3. On the contrary: men were obliged to love all things lovable by charity, because charity is necessary for salvation in every state; but everything that we love is lovable by charity; therefore men were obliged to believe everything that, unless it were believed, could not be loved.

To the Question

4. I reply that one must first consider the faith of the ancients as to its habit; second as to its act; third as to its believable objects.

5. About the first I say that just as infused charity was always necessary (whereby the will deformed by sin might be reproved), so informed faith was necessary (whereby the intellect might be reformed), namely so that the whole image [of God] might be reformed; and just as no one is accepted by God without charity, so neither without faith; and this I say for the state of the wayfarer. Not indeed that it is a contradiction for faith and charity to be separated, because in fact now they are separated for wayfarers, where faith without charity remains unformed, and in the fatherland charity remains without faith. But because God so instituted from eternity that no one without faith could be perfect in charity.
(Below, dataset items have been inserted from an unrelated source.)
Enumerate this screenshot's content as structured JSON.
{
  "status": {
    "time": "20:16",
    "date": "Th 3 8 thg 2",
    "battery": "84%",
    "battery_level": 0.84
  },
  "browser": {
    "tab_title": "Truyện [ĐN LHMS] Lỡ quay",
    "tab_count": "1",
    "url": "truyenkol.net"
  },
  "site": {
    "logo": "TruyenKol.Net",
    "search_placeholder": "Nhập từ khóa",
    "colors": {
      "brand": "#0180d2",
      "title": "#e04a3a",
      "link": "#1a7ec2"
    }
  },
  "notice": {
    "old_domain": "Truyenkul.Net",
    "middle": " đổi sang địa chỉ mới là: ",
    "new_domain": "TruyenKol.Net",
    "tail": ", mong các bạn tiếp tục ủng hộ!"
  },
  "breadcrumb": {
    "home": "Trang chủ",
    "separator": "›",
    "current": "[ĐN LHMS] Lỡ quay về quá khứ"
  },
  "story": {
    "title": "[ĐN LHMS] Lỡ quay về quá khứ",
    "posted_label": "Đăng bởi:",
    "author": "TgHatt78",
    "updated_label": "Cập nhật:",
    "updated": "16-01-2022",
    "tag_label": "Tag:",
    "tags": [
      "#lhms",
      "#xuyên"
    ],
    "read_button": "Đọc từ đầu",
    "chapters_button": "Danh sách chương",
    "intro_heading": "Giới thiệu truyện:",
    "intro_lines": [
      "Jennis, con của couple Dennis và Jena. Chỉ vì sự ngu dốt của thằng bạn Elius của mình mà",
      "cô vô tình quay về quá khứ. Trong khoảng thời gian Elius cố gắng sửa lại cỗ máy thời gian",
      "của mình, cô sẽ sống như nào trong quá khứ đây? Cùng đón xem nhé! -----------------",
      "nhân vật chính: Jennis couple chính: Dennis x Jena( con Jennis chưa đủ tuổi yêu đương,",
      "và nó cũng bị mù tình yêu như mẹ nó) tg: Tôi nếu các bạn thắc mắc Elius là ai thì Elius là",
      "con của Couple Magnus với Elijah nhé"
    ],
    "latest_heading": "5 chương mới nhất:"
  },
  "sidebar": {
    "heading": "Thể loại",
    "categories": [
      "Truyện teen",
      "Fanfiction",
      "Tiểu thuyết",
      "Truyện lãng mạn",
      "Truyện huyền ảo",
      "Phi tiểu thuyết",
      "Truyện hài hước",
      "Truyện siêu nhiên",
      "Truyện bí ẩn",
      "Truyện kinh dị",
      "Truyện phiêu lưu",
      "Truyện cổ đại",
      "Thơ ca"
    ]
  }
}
6. About the second [n.4] I say that no adult can be saved without some act of moral virtue, and much less so without some act of the theological virtues; and so adults are bound to have some explicit act of faith, not indeed always but sometimes, in due place and time, for this falls under positive precept.

7. About the third [n.4] I say that simple and ordinary men did not need to believe explicitly as much as Moses and others believed (to whom more matters of belief were revealed), but they did need to believe some things explicitly, as that God is one, Creator of heaven and earth, and that they had to be saved in the faith of the one who was to come; nor perhaps did Moses and the ancestors believe explicitly as many things as we do now, because perhaps not as many matters of belief were revealed to them.

8. But to explicit faith in the Trinity men were not then bound, save those alone to whom God revealed it, who were more capable; but science cannot determine what matters of belief and how many the ancestors explicitly believed, for they had no fixed term of matters of belief, save that God revealed more or fewer things to them, either directly, as to Moses and the prophets, or through another, as to the leaders of the people through Moses and Aaron.

9. About ourselves too one must note that we are not all bound to believe all the articles explicitly, but the more principal ones, as that God is one and three, Creator of all things, that the Uncreated Son suffered and was raised, and other things of the sort that belong to the work of redemption. Nor is it necessary to know them with their complications, but it suffices that they be absolutely believed the way the Church holds them. And if someone were so ignorant as not to be able to understand the terms of ‘nature’ and ‘person’, then he need not explicitly believe the Trinity, for God does not bind anyone to anything impossible; but it is enough that he believe what he can grasp, with this addition, that he himself believes and wants to believe whatever the Church believes. Curates, however, need to know the articles explicitly, at least in general without their complications, so that they may know how to instruct the people entrusted to them in the rudiments of the faith. Bishops, however, since they are guarantors of the Church, are bound so to know the things that are of faith that they know how to defend them against those who wish to attack them; for to them does this belong, according to Augustine On the Trinity 14.1. What must be said about the rest, according to the diverse ranks they possess in the Church, can be made clear from what has been said.

To the Arguments

10. To the argument [n.2] I say that although by general law the Angels are illumined about things knowable before men are, yet God can do otherwise. It does not follow, therefore, that, if the mystery of the incarnation was hidden from the Angels, men were not bound to believe it; for men were bound to believe what was being done for their salvation, but Angels were not and so it was being hidden from them. But perhaps it was not hidden from all the Angels, for Gabriel announced the mystery of the incarnation to Mary.